Я вытащил свой календарик:

– Я бы сказал, частично. Но мне ничего не стоит переиграть. А разве ты вечером не навещаешь отца?

– Ну да, хотя я подумала, может, нам поехать вместе? Он частенько о тебе спрашивает.

– Чтоб втроем провести вечер?

– Ну да, я подумала, что могла бы заскочить за тобой сюда к шести, чтобы потом, – продолжала она, глядя в окно, – вдвоем отправиться примерно в четверть седьмого.

– Чудесно! Звучит заманчиво.

Я вышел победителем из традиционного сражения, не позволив Вивьен мыть после завтрака посуду, проводил ее, помыл посуду, написал одно письмо и погрузился в безделье до тех пор, пока три коротких звонка не возвестили об уходе на работу возражавшей против моей игры на рояле бухгалтерши Гвинет Икбаль, которая жила внизу. По этой причине я немедленно сел за инструмент, хотя и знал, что также возражавший против моей игры Фазаль Икбаль сидит дома и просидит еще с час или больше, занимаясь бог его знает чем. Однако он был более терпим к моей игре, поскольку я возражал – и, как мне казалось, имея больше оснований, – против вибрирующих завываний, перемежающихся взрывами громких щелчков, которые Фазаль имел обыкновение производить с помощью некоего принадлежавшему ему прибора и которые я терпел.

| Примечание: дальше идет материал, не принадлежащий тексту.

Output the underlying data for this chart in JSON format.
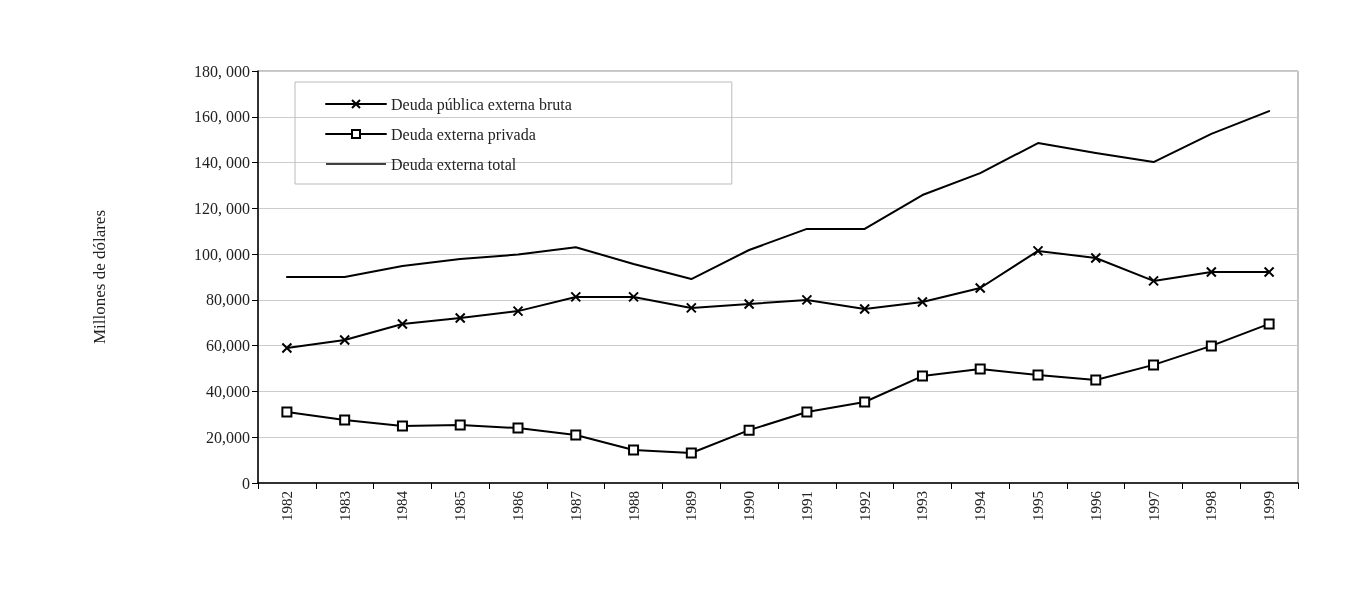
{
  "chart_data": {
    "type": "line",
    "ylabel": "Millones de dólares",
    "categories": [
      "1982",
      "1983",
      "1984",
      "1985",
      "1986",
      "1987",
      "1988",
      "1989",
      "1990",
      "1991",
      "1992",
      "1993",
      "1994",
      "1995",
      "1996",
      "1997",
      "1998",
      "1999"
    ],
    "series": [
      {
        "name": "Deuda pública externa bruta",
        "color": "#000000",
        "marker": "cross",
        "values": [
          59000,
          62500,
          69500,
          72100,
          75100,
          81300,
          81300,
          76500,
          78200,
          80000,
          76000,
          79100,
          85200,
          101400,
          98300,
          88300,
          92200,
          92200
        ]
      },
      {
        "name": "Deuda externa privada",
        "color": "#000000",
        "marker": "square",
        "values": [
          31000,
          27500,
          24900,
          25300,
          24000,
          21000,
          14400,
          13100,
          23100,
          31000,
          35400,
          46700,
          49800,
          47200,
          45000,
          51600,
          59900,
          69500
        ]
      },
      {
        "name": "Deuda externa total",
        "color": "#000000",
        "marker": "none",
        "values": [
          90000,
          90000,
          94800,
          97900,
          99800,
          103000,
          95700,
          89100,
          101800,
          111000,
          111000,
          125800,
          135400,
          148500,
          144200,
          140200,
          152500,
          162500
        ]
      }
    ],
    "ylim": [
      0,
      180000
    ],
    "yticks": [
      0,
      {
        "value": 20000,
        "label": "20,000"
      },
      {
        "value": 40000,
        "label": "40,000"
      },
      {
        "value": 60000,
        "label": "60,000"
      },
      {
        "value": 80000,
        "label": "80,000"
      },
      {
        "value": 100000,
        "label": "100, 000"
      },
      {
        "value": 120000,
        "label": "120, 000"
      },
      {
        "value": 140000,
        "label": "140, 000"
      },
      {
        "value": 160000,
        "label": "160, 000"
      },
      {
        "value": 180000,
        "label": "180, 000"
      }
    ],
    "grid": "y",
    "legend": "top left",
    "line_style": "solid"
  }
}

Я проиграл весь бетховенский опус № 109 сначала частями, а после чашки кофе весь целиком. По завершении сказал себе, что, может быть, Икбали вовсе не так уж привередливы. С прилежным усердием руки следовали за мыслью, однако мысль текла слабо и вяло, позволяя глазам брать на себя львиную долю ее обязанностей. Я сказал себе, что моя излюбленная отговорка: из меня не вышло пианиста-солиста из-за упорного нежелания моего учителя фортепиано воспрепятствовать моему переключению на духовой инструмент и уходу в духовой оркестр, – была лишь отговоркой, не более. Что говорить, бренчание на фортепиано сохранилось как связующее звено с прошлым, однако в будущем стоит ограничиться клавиатурой пишущей машинки, что принесет более определенные и осязаемые результаты.